My mother had large generosity. She was extremely kindly to the poor and suffering. In her last days she said, “I am glad I have never allowed any one to go away hungry from my door.” And so she passed through life, performing kindly acts, a real lover of mankind. She was like her father, liberal in religious thought. One peculiarity she had above other women: she always held a youthful expression; no one ever thought of her as being old. She was clear in her thought until the end, holding no fear of death. She died in the home of her son, Edward Everett Davis, at Dehesa, San Diego County, Cal., on the 6th of December, 1904, wishing to go to her mother and father.

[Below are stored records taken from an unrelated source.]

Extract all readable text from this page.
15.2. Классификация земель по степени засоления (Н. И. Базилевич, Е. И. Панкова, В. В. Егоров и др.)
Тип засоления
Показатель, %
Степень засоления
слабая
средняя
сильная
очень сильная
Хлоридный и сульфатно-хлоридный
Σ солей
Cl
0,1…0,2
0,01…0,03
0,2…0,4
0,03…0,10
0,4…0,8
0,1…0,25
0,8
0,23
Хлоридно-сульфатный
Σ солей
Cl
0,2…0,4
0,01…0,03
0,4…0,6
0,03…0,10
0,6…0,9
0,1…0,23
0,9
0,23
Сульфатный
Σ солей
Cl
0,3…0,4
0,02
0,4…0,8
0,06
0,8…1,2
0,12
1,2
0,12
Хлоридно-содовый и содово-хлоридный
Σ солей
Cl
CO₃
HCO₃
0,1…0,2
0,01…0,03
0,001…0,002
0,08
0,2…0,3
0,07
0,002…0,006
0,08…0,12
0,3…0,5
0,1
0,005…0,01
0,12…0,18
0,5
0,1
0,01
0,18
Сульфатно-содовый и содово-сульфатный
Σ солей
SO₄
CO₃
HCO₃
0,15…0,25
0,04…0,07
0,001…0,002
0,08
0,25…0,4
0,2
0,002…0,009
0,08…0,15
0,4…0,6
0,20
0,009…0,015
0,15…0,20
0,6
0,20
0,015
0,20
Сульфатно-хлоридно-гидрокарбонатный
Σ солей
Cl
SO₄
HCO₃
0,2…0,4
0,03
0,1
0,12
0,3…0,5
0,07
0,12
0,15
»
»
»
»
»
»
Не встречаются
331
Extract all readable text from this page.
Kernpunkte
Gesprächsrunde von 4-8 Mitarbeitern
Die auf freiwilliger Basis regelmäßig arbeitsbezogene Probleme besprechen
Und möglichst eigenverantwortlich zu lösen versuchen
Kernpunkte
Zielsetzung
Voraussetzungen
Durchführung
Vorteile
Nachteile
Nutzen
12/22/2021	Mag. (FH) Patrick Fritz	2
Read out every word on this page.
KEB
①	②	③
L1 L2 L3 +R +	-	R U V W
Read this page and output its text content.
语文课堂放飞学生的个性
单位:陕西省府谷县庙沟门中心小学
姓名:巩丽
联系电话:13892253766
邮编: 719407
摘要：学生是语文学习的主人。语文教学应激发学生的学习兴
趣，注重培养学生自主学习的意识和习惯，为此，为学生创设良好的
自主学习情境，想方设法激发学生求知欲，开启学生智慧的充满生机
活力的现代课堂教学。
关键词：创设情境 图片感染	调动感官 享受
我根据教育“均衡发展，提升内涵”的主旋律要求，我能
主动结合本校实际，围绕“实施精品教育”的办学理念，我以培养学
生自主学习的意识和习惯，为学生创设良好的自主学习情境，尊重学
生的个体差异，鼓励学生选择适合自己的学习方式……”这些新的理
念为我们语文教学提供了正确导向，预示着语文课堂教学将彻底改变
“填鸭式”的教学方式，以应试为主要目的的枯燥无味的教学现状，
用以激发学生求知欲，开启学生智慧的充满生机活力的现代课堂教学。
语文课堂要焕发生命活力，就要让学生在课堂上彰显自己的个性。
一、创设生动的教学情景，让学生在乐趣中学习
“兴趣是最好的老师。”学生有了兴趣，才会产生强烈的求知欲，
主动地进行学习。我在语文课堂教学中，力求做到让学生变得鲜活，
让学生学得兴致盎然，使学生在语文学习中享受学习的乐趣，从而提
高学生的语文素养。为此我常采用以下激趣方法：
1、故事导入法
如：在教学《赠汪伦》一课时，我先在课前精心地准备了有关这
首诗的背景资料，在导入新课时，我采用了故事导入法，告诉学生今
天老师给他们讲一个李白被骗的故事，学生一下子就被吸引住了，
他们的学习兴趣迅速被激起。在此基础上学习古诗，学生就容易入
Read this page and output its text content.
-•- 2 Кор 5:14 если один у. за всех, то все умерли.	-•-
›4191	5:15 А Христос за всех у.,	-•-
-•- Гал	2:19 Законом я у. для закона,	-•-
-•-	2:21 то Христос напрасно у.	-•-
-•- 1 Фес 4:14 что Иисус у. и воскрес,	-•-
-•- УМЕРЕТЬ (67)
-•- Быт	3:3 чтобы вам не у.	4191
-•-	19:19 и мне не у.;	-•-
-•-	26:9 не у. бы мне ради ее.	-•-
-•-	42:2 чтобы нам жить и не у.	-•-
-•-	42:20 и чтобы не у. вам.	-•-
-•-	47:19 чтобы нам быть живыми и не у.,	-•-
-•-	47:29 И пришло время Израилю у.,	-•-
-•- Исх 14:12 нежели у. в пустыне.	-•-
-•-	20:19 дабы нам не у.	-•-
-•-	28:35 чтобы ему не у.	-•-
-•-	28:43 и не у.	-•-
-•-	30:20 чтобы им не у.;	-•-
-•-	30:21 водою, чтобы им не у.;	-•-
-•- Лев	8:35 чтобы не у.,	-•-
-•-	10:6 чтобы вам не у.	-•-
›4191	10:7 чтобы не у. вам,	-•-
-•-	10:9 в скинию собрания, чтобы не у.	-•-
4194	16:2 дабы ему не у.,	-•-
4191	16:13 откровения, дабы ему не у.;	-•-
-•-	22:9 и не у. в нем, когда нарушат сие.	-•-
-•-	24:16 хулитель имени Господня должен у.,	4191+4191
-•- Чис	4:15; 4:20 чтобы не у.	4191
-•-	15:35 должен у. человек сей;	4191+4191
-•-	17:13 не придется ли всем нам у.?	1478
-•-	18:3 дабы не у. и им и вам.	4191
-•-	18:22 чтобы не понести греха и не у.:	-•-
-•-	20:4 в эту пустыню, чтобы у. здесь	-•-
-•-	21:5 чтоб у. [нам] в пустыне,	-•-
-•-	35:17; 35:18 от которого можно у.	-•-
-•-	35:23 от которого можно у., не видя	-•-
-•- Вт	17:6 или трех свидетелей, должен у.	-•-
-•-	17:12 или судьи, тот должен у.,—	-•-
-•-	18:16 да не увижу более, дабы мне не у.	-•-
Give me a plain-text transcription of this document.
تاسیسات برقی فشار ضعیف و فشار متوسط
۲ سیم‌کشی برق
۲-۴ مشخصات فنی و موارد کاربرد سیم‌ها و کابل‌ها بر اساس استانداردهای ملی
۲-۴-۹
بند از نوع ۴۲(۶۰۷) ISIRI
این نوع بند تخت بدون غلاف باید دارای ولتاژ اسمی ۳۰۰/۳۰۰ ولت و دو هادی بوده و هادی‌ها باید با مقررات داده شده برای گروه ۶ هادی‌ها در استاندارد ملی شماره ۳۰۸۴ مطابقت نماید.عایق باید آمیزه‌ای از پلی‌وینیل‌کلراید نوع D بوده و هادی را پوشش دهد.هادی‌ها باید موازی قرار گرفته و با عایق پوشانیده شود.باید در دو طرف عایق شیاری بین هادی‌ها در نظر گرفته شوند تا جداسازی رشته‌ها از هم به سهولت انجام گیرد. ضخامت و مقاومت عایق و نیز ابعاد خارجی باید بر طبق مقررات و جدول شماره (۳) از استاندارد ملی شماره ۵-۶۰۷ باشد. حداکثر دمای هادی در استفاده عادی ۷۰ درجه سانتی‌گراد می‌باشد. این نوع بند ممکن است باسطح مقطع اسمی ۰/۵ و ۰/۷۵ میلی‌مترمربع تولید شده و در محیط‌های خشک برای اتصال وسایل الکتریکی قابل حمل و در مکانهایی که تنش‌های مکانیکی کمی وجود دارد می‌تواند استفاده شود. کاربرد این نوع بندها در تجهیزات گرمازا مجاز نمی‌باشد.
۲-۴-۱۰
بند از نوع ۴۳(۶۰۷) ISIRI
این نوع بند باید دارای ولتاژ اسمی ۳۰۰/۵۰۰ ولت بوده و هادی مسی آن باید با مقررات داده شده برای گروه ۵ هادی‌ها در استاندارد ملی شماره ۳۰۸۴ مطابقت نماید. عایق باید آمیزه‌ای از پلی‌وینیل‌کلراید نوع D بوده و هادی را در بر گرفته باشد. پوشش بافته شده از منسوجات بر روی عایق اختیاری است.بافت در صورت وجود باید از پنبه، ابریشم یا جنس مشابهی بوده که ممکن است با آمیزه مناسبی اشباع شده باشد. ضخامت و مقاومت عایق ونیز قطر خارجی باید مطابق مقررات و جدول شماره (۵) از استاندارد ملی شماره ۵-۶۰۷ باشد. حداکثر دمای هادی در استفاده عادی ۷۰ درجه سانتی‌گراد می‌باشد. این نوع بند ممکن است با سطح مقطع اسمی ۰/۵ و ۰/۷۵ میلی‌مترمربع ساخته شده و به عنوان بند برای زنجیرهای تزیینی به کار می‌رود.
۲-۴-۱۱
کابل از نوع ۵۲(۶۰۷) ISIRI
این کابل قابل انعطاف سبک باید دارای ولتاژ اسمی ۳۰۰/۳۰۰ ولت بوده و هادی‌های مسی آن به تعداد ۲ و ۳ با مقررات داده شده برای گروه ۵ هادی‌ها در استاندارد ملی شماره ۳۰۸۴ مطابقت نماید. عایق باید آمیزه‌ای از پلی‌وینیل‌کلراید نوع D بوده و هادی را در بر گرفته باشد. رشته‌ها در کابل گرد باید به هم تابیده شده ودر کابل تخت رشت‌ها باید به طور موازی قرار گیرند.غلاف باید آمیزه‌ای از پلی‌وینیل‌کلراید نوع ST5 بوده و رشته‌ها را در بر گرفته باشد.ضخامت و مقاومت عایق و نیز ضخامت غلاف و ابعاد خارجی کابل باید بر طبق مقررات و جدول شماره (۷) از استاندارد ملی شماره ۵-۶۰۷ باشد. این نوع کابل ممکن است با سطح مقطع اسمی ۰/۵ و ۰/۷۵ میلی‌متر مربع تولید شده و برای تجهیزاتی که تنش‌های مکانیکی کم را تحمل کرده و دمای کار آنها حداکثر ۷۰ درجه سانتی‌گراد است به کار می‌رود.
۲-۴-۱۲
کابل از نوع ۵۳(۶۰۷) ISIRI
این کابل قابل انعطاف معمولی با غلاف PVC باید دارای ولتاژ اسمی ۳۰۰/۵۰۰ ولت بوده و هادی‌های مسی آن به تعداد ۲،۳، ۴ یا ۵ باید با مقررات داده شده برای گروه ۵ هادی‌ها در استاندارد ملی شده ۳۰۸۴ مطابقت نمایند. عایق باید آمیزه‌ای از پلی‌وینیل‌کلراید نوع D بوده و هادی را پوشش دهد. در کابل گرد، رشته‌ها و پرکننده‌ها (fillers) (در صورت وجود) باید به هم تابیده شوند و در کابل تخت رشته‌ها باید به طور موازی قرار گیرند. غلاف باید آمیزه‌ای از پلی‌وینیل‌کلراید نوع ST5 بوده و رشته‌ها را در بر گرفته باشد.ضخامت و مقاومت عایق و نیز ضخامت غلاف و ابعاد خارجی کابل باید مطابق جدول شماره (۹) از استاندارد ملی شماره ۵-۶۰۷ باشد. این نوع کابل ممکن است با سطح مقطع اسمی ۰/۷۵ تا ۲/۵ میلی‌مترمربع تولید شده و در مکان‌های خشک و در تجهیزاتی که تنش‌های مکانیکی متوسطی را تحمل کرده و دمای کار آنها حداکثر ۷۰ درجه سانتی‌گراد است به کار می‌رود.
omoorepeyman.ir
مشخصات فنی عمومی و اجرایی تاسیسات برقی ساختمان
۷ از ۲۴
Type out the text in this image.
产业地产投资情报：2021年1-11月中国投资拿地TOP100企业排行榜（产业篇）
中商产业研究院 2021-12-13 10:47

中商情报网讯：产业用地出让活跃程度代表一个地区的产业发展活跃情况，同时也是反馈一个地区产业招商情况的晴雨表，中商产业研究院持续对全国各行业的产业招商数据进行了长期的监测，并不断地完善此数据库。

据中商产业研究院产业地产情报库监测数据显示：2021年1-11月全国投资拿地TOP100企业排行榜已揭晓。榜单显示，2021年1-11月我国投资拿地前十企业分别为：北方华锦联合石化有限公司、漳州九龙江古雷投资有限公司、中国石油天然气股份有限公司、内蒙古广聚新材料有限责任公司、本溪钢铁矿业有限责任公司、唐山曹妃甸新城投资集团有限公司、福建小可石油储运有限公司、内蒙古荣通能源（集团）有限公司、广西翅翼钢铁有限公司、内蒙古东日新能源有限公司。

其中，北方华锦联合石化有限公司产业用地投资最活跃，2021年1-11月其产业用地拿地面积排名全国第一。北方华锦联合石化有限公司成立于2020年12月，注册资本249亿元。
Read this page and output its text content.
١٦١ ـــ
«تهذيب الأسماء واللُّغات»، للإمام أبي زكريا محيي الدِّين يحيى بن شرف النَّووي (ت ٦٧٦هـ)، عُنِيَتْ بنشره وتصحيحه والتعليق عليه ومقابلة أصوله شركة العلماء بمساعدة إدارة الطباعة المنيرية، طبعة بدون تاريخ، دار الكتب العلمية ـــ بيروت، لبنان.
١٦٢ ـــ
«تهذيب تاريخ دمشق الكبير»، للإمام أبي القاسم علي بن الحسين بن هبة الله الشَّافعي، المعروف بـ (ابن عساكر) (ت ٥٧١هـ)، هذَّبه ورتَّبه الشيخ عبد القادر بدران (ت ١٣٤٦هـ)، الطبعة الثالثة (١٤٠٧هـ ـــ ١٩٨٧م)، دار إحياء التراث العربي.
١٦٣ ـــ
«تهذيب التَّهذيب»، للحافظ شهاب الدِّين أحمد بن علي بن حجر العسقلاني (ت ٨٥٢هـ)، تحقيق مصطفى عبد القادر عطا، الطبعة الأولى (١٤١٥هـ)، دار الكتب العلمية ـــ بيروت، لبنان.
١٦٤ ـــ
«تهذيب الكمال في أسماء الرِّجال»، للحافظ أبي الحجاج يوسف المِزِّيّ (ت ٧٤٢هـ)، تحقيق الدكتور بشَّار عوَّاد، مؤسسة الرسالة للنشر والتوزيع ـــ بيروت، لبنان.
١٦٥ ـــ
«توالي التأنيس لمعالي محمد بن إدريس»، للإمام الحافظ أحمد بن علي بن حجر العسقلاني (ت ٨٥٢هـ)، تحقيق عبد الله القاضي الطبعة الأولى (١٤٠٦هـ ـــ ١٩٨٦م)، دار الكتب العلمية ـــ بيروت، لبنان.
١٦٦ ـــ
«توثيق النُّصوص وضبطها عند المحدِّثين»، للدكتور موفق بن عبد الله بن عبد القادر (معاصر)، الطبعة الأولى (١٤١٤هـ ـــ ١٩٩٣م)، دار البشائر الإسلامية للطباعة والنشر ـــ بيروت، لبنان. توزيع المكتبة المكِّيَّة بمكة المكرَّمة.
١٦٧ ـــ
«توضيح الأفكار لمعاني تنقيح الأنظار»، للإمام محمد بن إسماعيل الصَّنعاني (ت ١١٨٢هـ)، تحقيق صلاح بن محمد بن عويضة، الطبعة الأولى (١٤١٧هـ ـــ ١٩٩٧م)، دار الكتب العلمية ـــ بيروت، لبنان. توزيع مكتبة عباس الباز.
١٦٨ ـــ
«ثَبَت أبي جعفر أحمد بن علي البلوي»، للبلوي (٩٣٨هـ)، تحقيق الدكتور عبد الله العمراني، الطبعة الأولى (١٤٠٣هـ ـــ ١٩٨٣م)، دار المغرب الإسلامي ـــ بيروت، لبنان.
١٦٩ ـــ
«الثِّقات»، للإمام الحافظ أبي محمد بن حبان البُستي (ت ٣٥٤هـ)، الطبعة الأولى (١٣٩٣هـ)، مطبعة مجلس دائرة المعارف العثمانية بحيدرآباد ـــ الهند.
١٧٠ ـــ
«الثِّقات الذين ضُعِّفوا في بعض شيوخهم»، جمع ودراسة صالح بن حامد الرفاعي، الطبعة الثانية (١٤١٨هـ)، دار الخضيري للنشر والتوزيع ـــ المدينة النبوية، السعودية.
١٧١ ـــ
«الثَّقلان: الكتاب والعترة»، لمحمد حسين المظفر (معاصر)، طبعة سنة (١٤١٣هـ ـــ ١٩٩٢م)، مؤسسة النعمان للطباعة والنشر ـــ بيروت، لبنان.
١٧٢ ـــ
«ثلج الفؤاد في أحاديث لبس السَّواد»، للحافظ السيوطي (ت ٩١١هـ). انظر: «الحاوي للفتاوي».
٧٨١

At her funeral her grandson, Sumner Crosby, read by her request verses from which the following is one:
“And so for me there is no sting to death,
And so the grave has lost its victory;
It is but crossing with abated breath,
And with set face, a strip of sea,
To find the loved ones waiting on the shore,
More beautiful, more precious than before.”
“WASHINGTON, D.C.,
“SENATE CHAMBER, Dec. 8, 1906.
“My dear Cousin,–I have just read in the Transcript the death of your dear mother, which has come as a great shock and surprise, for we did not know that she was ill. Do please write at once the particulars. I hope you will be able to say that she passed on without suffering. There is nothing to compare with the death of your mother. I was never anything but the boy, Edward, to my mother so long as she lived, and the same was true of your mother. You never grew up in her mind, you were always her child.
“Yours with affection and sympathy, in which Emily joins,
” E. E. HALE.
The Last Word
“Fate takes the pen and with resistless hand
Sets down man’s sum of life,-so many days,
So many journeys along destined ways,
So many hopes wrecked on a foredoomed strand,
So many griefs that none shall understand,
And strivings none shall pity or shall praise.
So many joys from brief and passionate blaze
Trampled to blackness,-all foreknown, foreplanned.
Yet man, not fate, decides life’s final word;
Still must he add what doubles all the rest
Or make it nothing-still despairing write,
`Woe is me unhappy!’-or, with courage stirred
To an unfaltering flame, sum up each test,
And set down calmly, `I have fought the fight.”